I suspect they did not. After all, they were not interested in theatre; they were ripe for revolution. They wanted – and expected – something world-altering. New Testament scholar N.T Wright writes that what they got was a mismatch between their outsized expectations and God’s small answer.
Jesus declared the coming of God’s reign. A reign of peace, a reign of justice, a reign of radical and universal freedom. Peace is, at its heart, a reflection of God’s reign, a reign dramatically unlike the oppressive and violent empire Jesus challenged on Palm Sunday.
The Church recognises peace as the legacy of Jesus, the ‘Prince of Peace’. True peace is of God so it involves the harmony of all people pursuing justice for all. Peace cannot exist where there is injustice, inequality between people and nations (economic or otherwise), disregard for the dignity of human persons, thirst for power, pursuit of endless profit as an end in itself, nor when there is an arms race. Ultimately, whenever there is disregard for or breach of the commandment to ‘love our neighbour’ we cannot rightly be said to have peace; not the peace God intends for us. Pope Francis has reminded us that cruelly destroying the resources of poorer nations and communities also stands in the way of true peace.
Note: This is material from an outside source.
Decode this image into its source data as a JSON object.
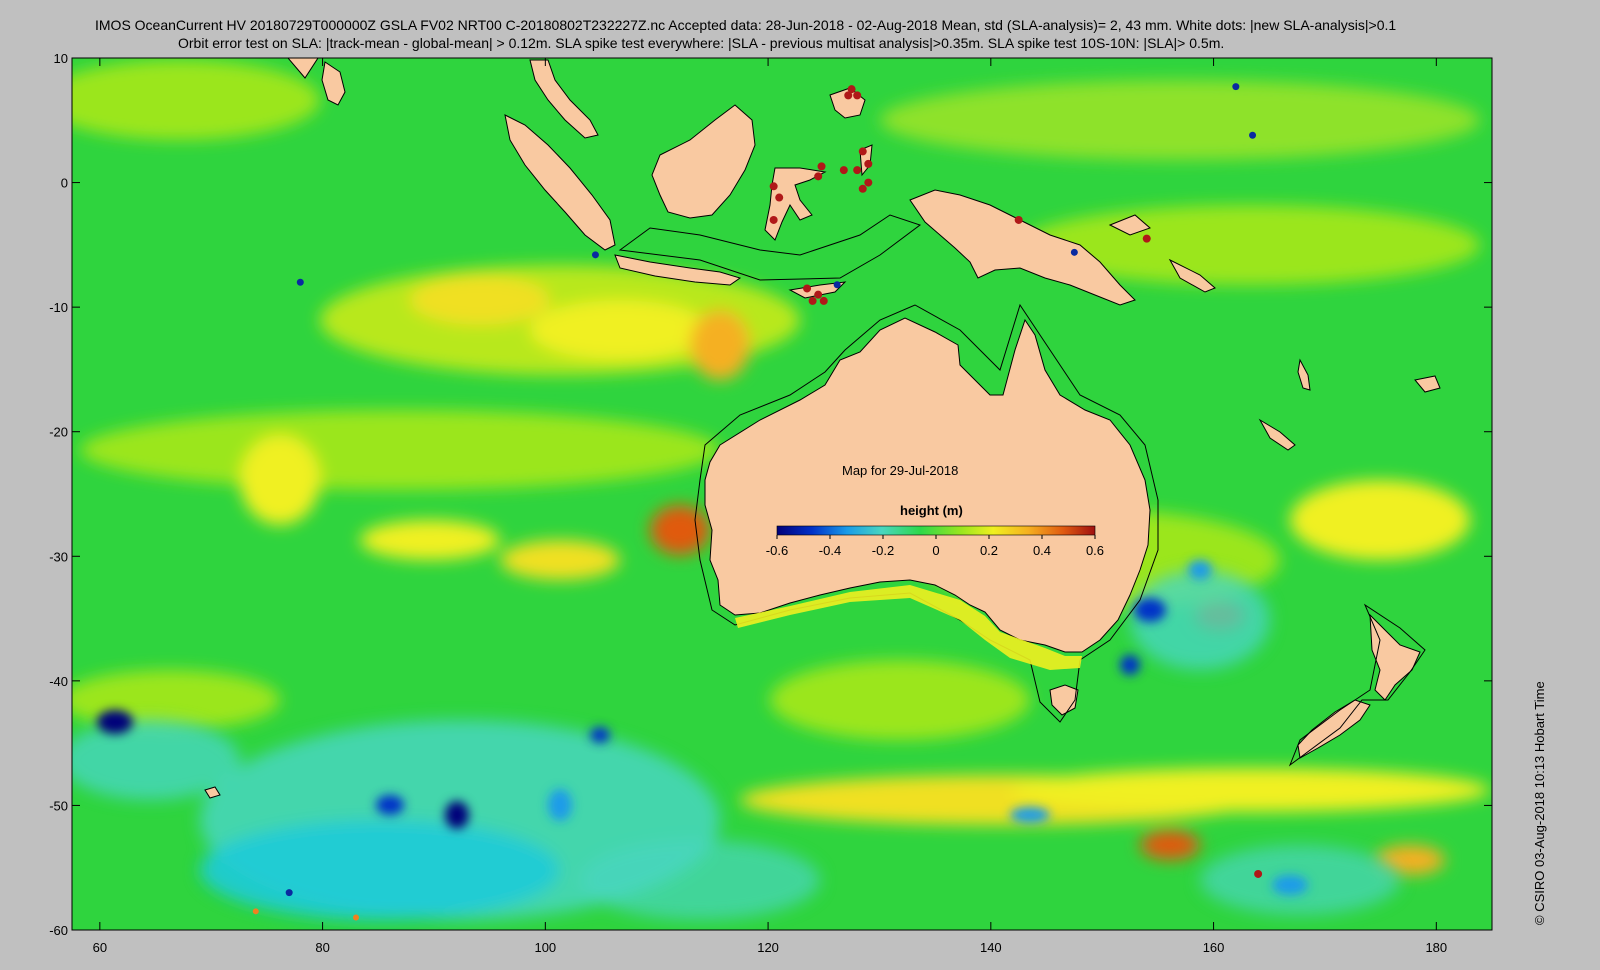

“In Jesus we are confronted with the One who uses power to lift up the marginalised, to challenge the rich and powerful, and to reject violence. Jesus is the disruptive, servant Lord.”
(Sally Douglas)
And so we march with the times… showing up to join with others in saying there is another way, and it’s not the way of war and violence, nor oppression and domination, nor the might of the dollar over against the dignity and worth of human persons. We show up to give testimony to the truth that true peace is of God and requires everyone to pursue justice for all.